The hospitality and tourism sector is considered at-risk for the commercial sexual exploitation of children in the Pacific. Reports note that child sex offenders may travel from Australia and New Zealand to the Pacific Islands. In Fiji, in the country’s main tourism hotspots, young girls are sexually exploited in hotels, with taxi drivers acting as pimps or middlemen, connecting girls with prospective clients.
Climate change will continue to cause sea level rise and more frequent and intense cyclones, earthquakes, volcanic activity, droughts, and floods, contributing to food and water insecurity, crop loss, a reduction in arable land, leading to overcrowding, poor health and sanitation, and increased competition for limited jobs. This exacerbates existing vulnerability to modern slavery in Pacific Island countries by pushing people into poverty and forcing them to migrate.
Fishing is a high-risk sector for forced labour. There are indications that fishers from Asia and Pacific Island countries have experienced forced labour on fishing vessels operating in the Pacific. The fishing sector has also been implicated in the commercial sexual exploitation of children.

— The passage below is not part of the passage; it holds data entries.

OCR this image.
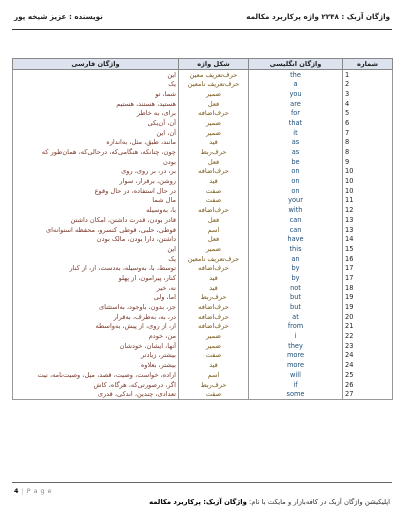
واژگان آزبک : ۲۲۴۸ واژه پرکاربرد مکالمه
نویسنده : عزیز شیخه پور
واژگان فارسی	شکل واژه	واژگان انگلیسی	شماره
این	حرف‌تعریف معین	the	1
یک	حرف‌تعریف نامعین	a	2
شما، تو	ضمیر	you	3
هستید، هستند، هستیم	فعل	are	4
برای، به خاطر	حرف‌اضافه	for	5
آن، آن‌یکی	ضمیر	that	6
آن، این	ضمیر	it	7
مانند، طبق، مثل، به‌اندازه	قید	as	8
چون، چنانکه، هنگامی‌که، درحالی‌که، همان‌طور که	حرف‌ربط	as	8
بودن	فعل	be	9
بر، در، بر روی، روی	حرف‌اضافه	on	10
روشن، برقرار، سوار	قید	on	10
در حال استفاده، در حال وقوع	صفت	on	10
مال شما	صفت	your	11
با، به‌وسیله	حرف‌اضافه	with	12
قادر بودن، قدرت داشتن، امکان داشتن	فعل	can	13
قوطی، حلبی، قوطی کنسرو، محفظه استوانه‌ای	اسم	can	13
داشتن، دارا بودن، مالک بودن	فعل	have	14
این	ضمیر	this	15
یک	حرف‌تعریف نامعین	an	16
توسط، با، به‌وسیله، به‌دست، از، از کنار	حرف‌اضافه	by	17
کنار، پیرامون، از پهلو	قید	by	17
نه، خیر	قید	not	18
اما، ولی	حرف‌ربط	but	19
جز، بدون، باوجود، به‌استثنای	حرف‌اضافه	but	19
در، به، به‌طرف، به‌قرار	حرف‌اضافه	at	20
از، از روی، از پیش، به‌واسطه	حرف‌اضافه	from	21
من، خودم	ضمیر	i	22
آنها، ایشان، خودشان	ضمیر	they	23
بیشتر، زیادتر	صفت	more	24
بیشتر، بعلاوه	قید	more	24
اراده، خواست، وصیت، قصد، میل، وصیت‌نامه، نیت	اسم	will	25
اگر، درصورتی‌که، هرگاه، کاش	حرف‌ربط	if	26
تعدادی، چندین، اندکی، قدری	صفت	some	27
4 | P a g e
اپلیکیشن واژگان آزبک در کافه‌بازار و مایکت با نام: واژگان آزبک: پرکاربرد مکالمه
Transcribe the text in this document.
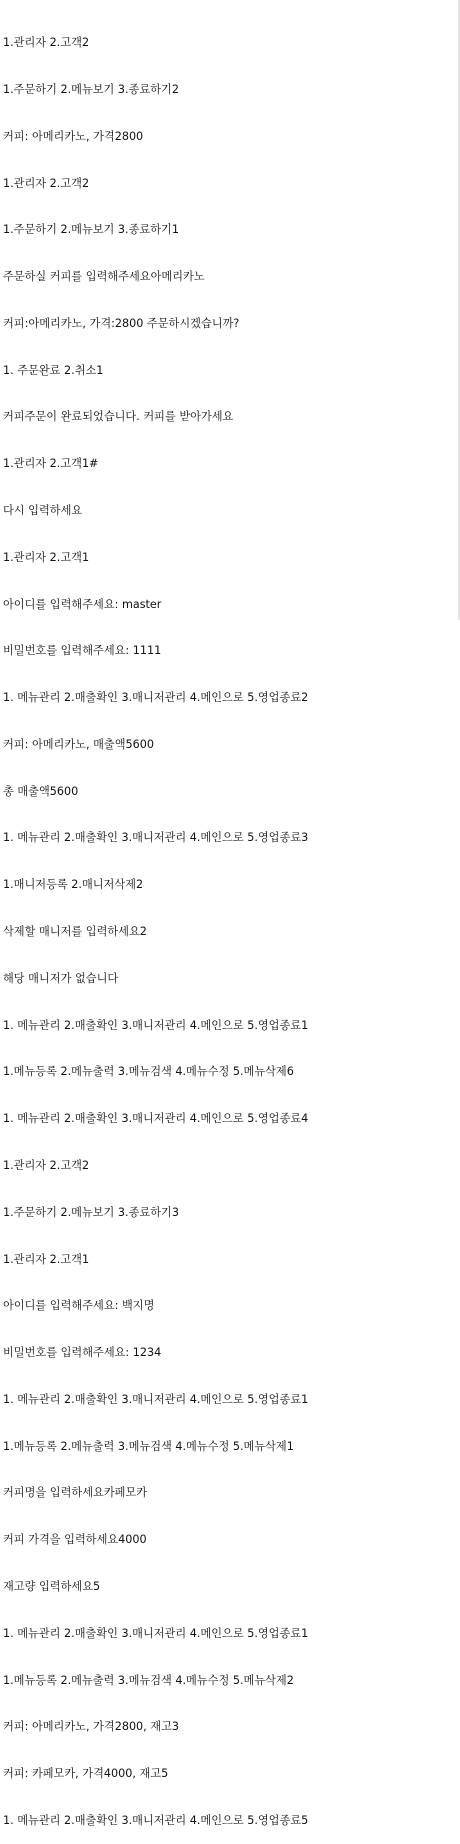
1.관리자 2.고객2

1.주문하기 2.메뉴보기 3.종료하기2

커피: 아메리카노, 가격2800

1.관리자 2.고객2

1.주문하기 2.메뉴보기 3.종료하기1

주문하실 커피를 입력해주세요아메리카노

커피:아메리카노, 가격:2800 주문하시겠습니까?

1. 주문완료 2.취소1

커피주문이 완료되었습니다. 커피를 받아가세요

1.관리자 2.고객1#

다시 입력하세요

1.관리자 2.고객1

아이디를 입력해주세요: master

비밀번호를 입력해주세요: 1111

1. 메뉴관리 2.매출확인 3.매니저관리 4.메인으로 5.영업종료2

커피: 아메리카노, 매출액5600

총 매출액5600

1. 메뉴관리 2.매출확인 3.매니저관리 4.메인으로 5.영업종료3

1.매니저등록 2.매니저삭제2

삭제할 매니저를 입력하세요2

해당 매니저가 없습니다

1. 메뉴관리 2.매출확인 3.매니저관리 4.메인으로 5.영업종료1

1.메뉴등록 2.메뉴출력 3.메뉴검색 4.메뉴수정 5.메뉴삭제6

1. 메뉴관리 2.매출확인 3.매니저관리 4.메인으로 5.영업종료4

1.관리자 2.고객2

1.주문하기 2.메뉴보기 3.종료하기3

1.관리자 2.고객1

아이디를 입력해주세요: 백지명

비밀번호를 입력해주세요: 1234

1. 메뉴관리 2.매출확인 3.매니저관리 4.메인으로 5.영업종료1

1.메뉴등록 2.메뉴출력 3.메뉴검색 4.메뉴수정 5.메뉴삭제1

커피명을 입력하세요카페모카

커피 가격을 입력하세요4000

재고량 입력하세요5

1. 메뉴관리 2.매출확인 3.매니저관리 4.메인으로 5.영업종료1

1.메뉴등록 2.메뉴출력 3.메뉴검색 4.메뉴수정 5.메뉴삭제2

커피: 아메리카노, 가격2800, 재고3

커피: 카페모카, 가격4000, 재고5

1. 메뉴관리 2.매출확인 3.매니저관리 4.메인으로 5.영업종료5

In the Tongan fishing sector, reports indicate that in some cases, mothers desperate to earn money for the family have facilitated commercial sexual exploitation of children.
According to the research, the risk of exploitation of vulnerable people in the Pacific region needs to be tackled with a strong coordinated response.
The report calls for coordinated action from governments, civil society, business leaders, development partners, faith leaders, and community leaders and chiefs. It also makes a number of recommendations including culturally specific awareness raising campaigns to improve understanding and help identification of victims, training for police and prosecutors and the development of support services.
Walk Free is a part of the Minderoo Foundation and produces the Global Slavery Index, the world’s most comprehensive study on the prevalence of slavery.